III. Casamiento de Diego

Según me había anunciado mi amigo, a los pocos días recibí esta otra carta suya:

«Conde de la Umbría:

»Hoy le toca hacer el gasto a mi Gregoria, de quien todavía no te he hablado desde que regresé de Aragón.

»Decididamente nos casamos a fines de esta semana, si para entonces está acabado el traje de boda, que es archiprecioso, como escogido por vuecencia.

»Gregoria te escribirá a continuación dándote las gracias e incluyéndote su retrato, que al fin consiguió le hicieran a su gusto… Dime francamente si mi mujercita te parece tan hermosa como a mí.

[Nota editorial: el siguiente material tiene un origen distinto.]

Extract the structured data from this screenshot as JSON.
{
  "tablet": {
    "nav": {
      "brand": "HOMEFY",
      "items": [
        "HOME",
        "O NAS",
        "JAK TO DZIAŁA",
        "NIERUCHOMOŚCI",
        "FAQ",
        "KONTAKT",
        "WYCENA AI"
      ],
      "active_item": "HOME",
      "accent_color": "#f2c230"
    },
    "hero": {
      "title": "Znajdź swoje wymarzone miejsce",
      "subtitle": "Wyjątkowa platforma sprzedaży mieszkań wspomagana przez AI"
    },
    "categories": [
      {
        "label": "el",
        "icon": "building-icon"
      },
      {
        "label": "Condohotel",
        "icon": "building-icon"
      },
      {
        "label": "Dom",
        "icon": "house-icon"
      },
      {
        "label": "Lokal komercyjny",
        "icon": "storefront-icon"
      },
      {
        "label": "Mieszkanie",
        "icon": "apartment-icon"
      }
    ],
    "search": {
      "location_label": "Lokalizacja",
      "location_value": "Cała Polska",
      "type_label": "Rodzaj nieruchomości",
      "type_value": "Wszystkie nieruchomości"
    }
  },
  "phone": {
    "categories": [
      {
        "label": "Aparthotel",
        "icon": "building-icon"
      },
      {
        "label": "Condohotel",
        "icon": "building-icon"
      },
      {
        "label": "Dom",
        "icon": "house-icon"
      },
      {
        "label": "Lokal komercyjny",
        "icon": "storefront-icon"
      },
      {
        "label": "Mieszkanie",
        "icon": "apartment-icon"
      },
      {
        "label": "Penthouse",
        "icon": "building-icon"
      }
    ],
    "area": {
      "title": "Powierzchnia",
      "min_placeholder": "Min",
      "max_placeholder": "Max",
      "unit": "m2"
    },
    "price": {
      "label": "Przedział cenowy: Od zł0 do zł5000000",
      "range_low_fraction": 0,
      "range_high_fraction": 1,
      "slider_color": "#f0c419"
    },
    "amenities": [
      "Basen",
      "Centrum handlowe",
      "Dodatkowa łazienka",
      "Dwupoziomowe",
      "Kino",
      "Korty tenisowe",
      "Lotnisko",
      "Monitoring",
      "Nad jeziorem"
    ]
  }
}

»Repararás que tiene puesto el aderezo que le has mandado. Por cierto que hemos sentido mucho hayas hecho un gasto tan enorme… Con el vestido había bastante, y de intento te marqué el regalo que queríamos, para que no te metieras en más honduras. ¡Lo mismo que el reloj y la cadena que me envías a mí! ¡Tú te has propuesto anonadarme con tus millones!… Pero sabe que yo no consideraré nunca pagado mi cariño con perlas ni brillantes, sino con otro cariño igual, y trabajo te mando si intentas eclipsarme en este punto.

»Mucho nos ha complacido a Gregoria y a mí la carta que nos escribes haciendo votos por nuestra felicidad, que nunca será completa hasta que tú la presencies en compañía de la hermosa hija de don Jaime.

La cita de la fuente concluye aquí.